So yesterday I continued working on the most difficult pages of my new novel, Grass and Ember, a particularly harrowing four chapter arc that ends one characters story and propels the reader into the final third of the novel. I've been working slowly on these pages, as it seems each word needs to be precise, more precise than I usually go for. I like my prose to have looseness, almost like a conversation, but this needed the exactness of poetry, it needed to sing.
Now when I write I mostly do it in silence. I loathe distraction when I'm writing because I like to lose myself in the work. I see sentences rising up, a symphony of words, and a distraction can cause all those words to come tumbling down, and my reconstruction of them never feels as solid as the first elusive thought I saw. However, launching into this four chapter arc I found my resistance was up, I simply did not want to go there and write them, to think what my character would have to think for this sequence of events to even be remotely plausible. Using Spotify (a wonderful new way of presenting music to an audience, through which I've discovered hundreds of artists I normally wouldn't have and has led me to buying CDs I normally wouldn't) I came across an album by Ludovico Einaudi called Le Onde. I read that this orchestral work was inspired by Virginia Woolf's The Waves, and so I put it on and listened. Here is where the strange symbiosis began: as I was listening I could see the words rising up, the right words, the way into this arc. I kept writing with the music playing and when the album finished I began it all over again. This one CD has become the soundtrack to these chapters; I find I can't write without it playing, but I also know that when these four chapters are done I won't need that album again, because the nature of it will be at odds with where the novel goes next. I'm not sure how a piece of music can so affect another form, but it does. I've experienced this once before: when I was finishing The Inheritance of Things Past, I played Always on my Mind by Willie Nelson over and over during the last three pages, one song on loop.

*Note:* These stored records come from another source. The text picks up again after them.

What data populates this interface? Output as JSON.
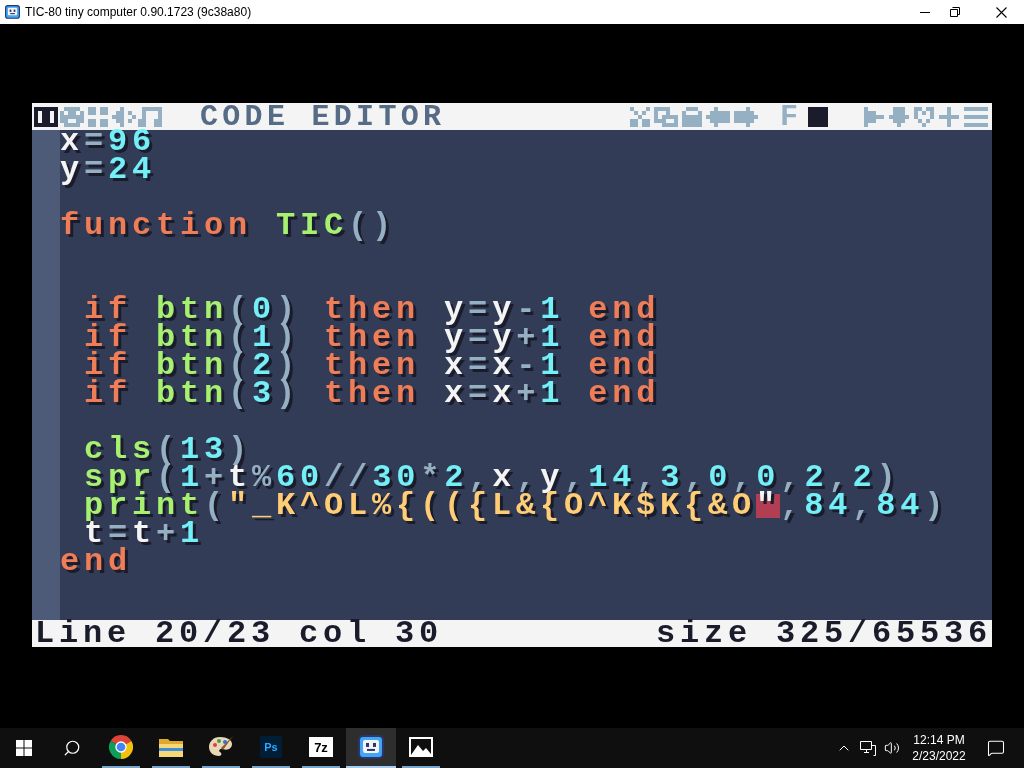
{
  "window": {
    "title": "TIC-80 tiny computer 0.90.1723 (9c38a80)"
  },
  "toolbar": {
    "tabs": [
      {
        "selected": true
      },
      {
        "selected": false
      },
      {
        "selected": false
      },
      {
        "selected": false
      },
      {
        "selected": false
      }
    ],
    "title": "CODE EDITOR",
    "toggles": [
      {
        "label": "F",
        "on": false
      },
      {
        "on": true
      }
    ]
  },
  "code": {
    "lines": [
      {
        "kind": "code",
        "indented": false,
        "tokens": [
          {
            "kind": "variable",
            "text": "x"
          },
          {
            "kind": "sign",
            "text": "="
          },
          {
            "kind": "number",
            "text": "96"
          }
        ]
      },
      {
        "kind": "code",
        "indented": false,
        "tokens": [
          {
            "kind": "variable",
            "text": "y"
          },
          {
            "kind": "sign",
            "text": "="
          },
          {
            "kind": "number",
            "text": "24"
          }
        ]
      },
      {
        "kind": "blank"
      },
      {
        "kind": "code",
        "indented": false,
        "tokens": [
          {
            "kind": "keyword",
            "text": "function "
          },
          {
            "kind": "api",
            "text": "TIC"
          },
          {
            "kind": "sign",
            "text": "()"
          }
        ]
      },
      {
        "kind": "blank"
      },
      {
        "kind": "blank"
      },
      {
        "kind": "code",
        "indented": true,
        "tokens": [
          {
            "kind": "keyword",
            "text": "if "
          },
          {
            "kind": "api",
            "text": "btn"
          },
          {
            "kind": "sign",
            "text": "("
          },
          {
            "kind": "number",
            "text": "0"
          },
          {
            "kind": "sign",
            "text": ") "
          },
          {
            "kind": "keyword",
            "text": "then "
          },
          {
            "kind": "variable",
            "text": "y"
          },
          {
            "kind": "sign",
            "text": "="
          },
          {
            "kind": "variable",
            "text": "y"
          },
          {
            "kind": "sign",
            "text": "-"
          },
          {
            "kind": "number",
            "text": "1 "
          },
          {
            "kind": "keyword",
            "text": "end"
          }
        ]
      },
      {
        "kind": "code",
        "indented": true,
        "tokens": [
          {
            "kind": "keyword",
            "text": "if "
          },
          {
            "kind": "api",
            "text": "btn"
          },
          {
            "kind": "sign",
            "text": "("
          },
          {
            "kind": "number",
            "text": "1"
          },
          {
            "kind": "sign",
            "text": ") "
          },
          {
            "kind": "keyword",
            "text": "then "
          },
          {
            "kind": "variable",
            "text": "y"
          },
          {
            "kind": "sign",
            "text": "="
          },
          {
            "kind": "variable",
            "text": "y"
          },
          {
            "kind": "sign",
            "text": "+"
          },
          {
            "kind": "number",
            "text": "1 "
          },
          {
            "kind": "keyword",
            "text": "end"
          }
        ]
      },
      {
        "kind": "code",
        "indented": true,
        "tokens": [
          {
            "kind": "keyword",
            "text": "if "
          },
          {
            "kind": "api",
            "text": "btn"
          },
          {
            "kind": "sign",
            "text": "("
          },
          {
            "kind": "number",
            "text": "2"
          },
          {
            "kind": "sign",
            "text": ") "
          },
          {
            "kind": "keyword",
            "text": "then "
          },
          {
            "kind": "variable",
            "text": "x"
          },
          {
            "kind": "sign",
            "text": "="
          },
          {
            "kind": "variable",
            "text": "x"
          },
          {
            "kind": "sign",
            "text": "-"
          },
          {
            "kind": "number",
            "text": "1 "
          },
          {
            "kind": "keyword",
            "text": "end"
          }
        ]
      },
      {
        "kind": "code",
        "indented": true,
        "tokens": [
          {
            "kind": "keyword",
            "text": "if "
          },
          {
            "kind": "api",
            "text": "btn"
          },
          {
            "kind": "sign",
            "text": "("
          },
          {
            "kind": "number",
            "text": "3"
          },
          {
            "kind": "sign",
            "text": ") "
          },
          {
            "kind": "keyword",
            "text": "then "
          },
          {
            "kind": "variable",
            "text": "x"
          },
          {
            "kind": "sign",
            "text": "="
          },
          {
            "kind": "variable",
            "text": "x"
          },
          {
            "kind": "sign",
            "text": "+"
          },
          {
            "kind": "number",
            "text": "1 "
          },
          {
            "kind": "keyword",
            "text": "end"
          }
        ]
      },
      {
        "kind": "blank"
      },
      {
        "kind": "code",
        "indented": true,
        "tokens": [
          {
            "kind": "api",
            "text": "cls"
          },
          {
            "kind": "sign",
            "text": "("
          },
          {
            "kind": "number",
            "text": "13"
          },
          {
            "kind": "sign",
            "text": ")"
          }
        ]
      },
      {
        "kind": "code",
        "indented": true,
        "tokens": [
          {
            "kind": "api",
            "text": "spr"
          },
          {
            "kind": "sign",
            "text": "("
          },
          {
            "kind": "number",
            "text": "1"
          },
          {
            "kind": "sign",
            "text": "+"
          },
          {
            "kind": "variable",
            "text": "t"
          },
          {
            "kind": "sign",
            "text": "%"
          },
          {
            "kind": "number",
            "text": "60"
          },
          {
            "kind": "sign",
            "text": "//"
          },
          {
            "kind": "number",
            "text": "30"
          },
          {
            "kind": "sign",
            "text": "*"
          },
          {
            "kind": "number",
            "text": "2"
          },
          {
            "kind": "sign",
            "text": ","
          },
          {
            "kind": "variable",
            "text": "x"
          },
          {
            "kind": "sign",
            "text": ","
          },
          {
            "kind": "variable",
            "text": "y"
          },
          {
            "kind": "sign",
            "text": ","
          },
          {
            "kind": "number",
            "text": "14"
          },
          {
            "kind": "sign",
            "text": ","
          },
          {
            "kind": "number",
            "text": "3"
          },
          {
            "kind": "sign",
            "text": ","
          },
          {
            "kind": "number",
            "text": "0"
          },
          {
            "kind": "sign",
            "text": ","
          },
          {
            "kind": "number",
            "text": "0"
          },
          {
            "kind": "sign",
            "text": ","
          },
          {
            "kind": "number",
            "text": "2"
          },
          {
            "kind": "sign",
            "text": ","
          },
          {
            "kind": "number",
            "text": "2"
          },
          {
            "kind": "sign",
            "text": ")"
          }
        ]
      },
      {
        "kind": "code",
        "indented": true,
        "tokens": [
          {
            "kind": "api",
            "text": "print"
          },
          {
            "kind": "sign",
            "text": "("
          },
          {
            "kind": "string",
            "text": "\"_K^OL%{(({L&{O^K$K{&O"
          },
          {
            "kind": "cursor",
            "text": "\""
          },
          {
            "kind": "sign",
            "text": ","
          },
          {
            "kind": "number",
            "text": "84"
          },
          {
            "kind": "sign",
            "text": ","
          },
          {
            "kind": "number",
            "text": "84"
          },
          {
            "kind": "sign",
            "text": ")"
          }
        ]
      },
      {
        "kind": "code",
        "indented": true,
        "tokens": [
          {
            "kind": "variable",
            "text": "t"
          },
          {
            "kind": "sign",
            "text": "="
          },
          {
            "kind": "variable",
            "text": "t"
          },
          {
            "kind": "sign",
            "text": "+"
          },
          {
            "kind": "number",
            "text": "1"
          }
        ]
      },
      {
        "kind": "code",
        "indented": false,
        "tokens": [
          {
            "kind": "keyword",
            "text": "end"
          }
        ]
      }
    ]
  },
  "status_bar": {
    "position": "Line 20/23 col 30",
    "size": "size 325/65536"
  },
  "taskbar": {
    "apps": [
      {
        "running": true,
        "selected": false
      },
      {
        "running": true,
        "selected": false
      },
      {
        "running": true,
        "selected": false
      },
      {
        "label": "Ps",
        "running": true,
        "selected": false
      },
      {
        "label": "7z",
        "running": true,
        "selected": false
      },
      {
        "running": true,
        "selected": true
      },
      {
        "running": true,
        "selected": false
      }
    ],
    "clock": {
      "time": "12:14 PM",
      "date": "2/23/2022"
    }
  }
}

If Einaudi's album helped me find the precision I needed, I wonder know if other works would help me find the precision for other chapters, other works. Is there a corresponding piece of music for every creative act? What piece would best suit a road trip, for that's what is coming next in Grass and Ember, through the Scottish landscape, up near Aberdeen, where the North Sea batters the shore, and the sky is overcast, the sun breaking through, spears of light, and the car racing forward, towards the unknown?
I wonder if other writers find music releases them in the same way. I remember reading that Ethan Hawke, when writing his novel Ash Wednesday, has music on loudly, always playing. Do you need music when you write? Let me know. I'm off to write the last chapter of this arc, and afterward I might just need something overly jolly to bring me out of the depth of despair the character is going through.
I really enjoyed reading your comment on the Bransford Blog- that lead me here!
ReplyDeleteI have a 'writing' i-tunes list.
The numbers of plays make fascinating reading for me - 13, 24, 245, 17 etc. If I'm writing in a certain mood I have always used music to help me create it.
Spotify was my top find of last month too!
Good luck with the next book.
Elaine
I also have a 'writing' i-tunes list. But I have one cd I can return to again and again, it serves as a kind of 'trigger' to start and continue the writing space.. el-Hadra "The Mystik Dance".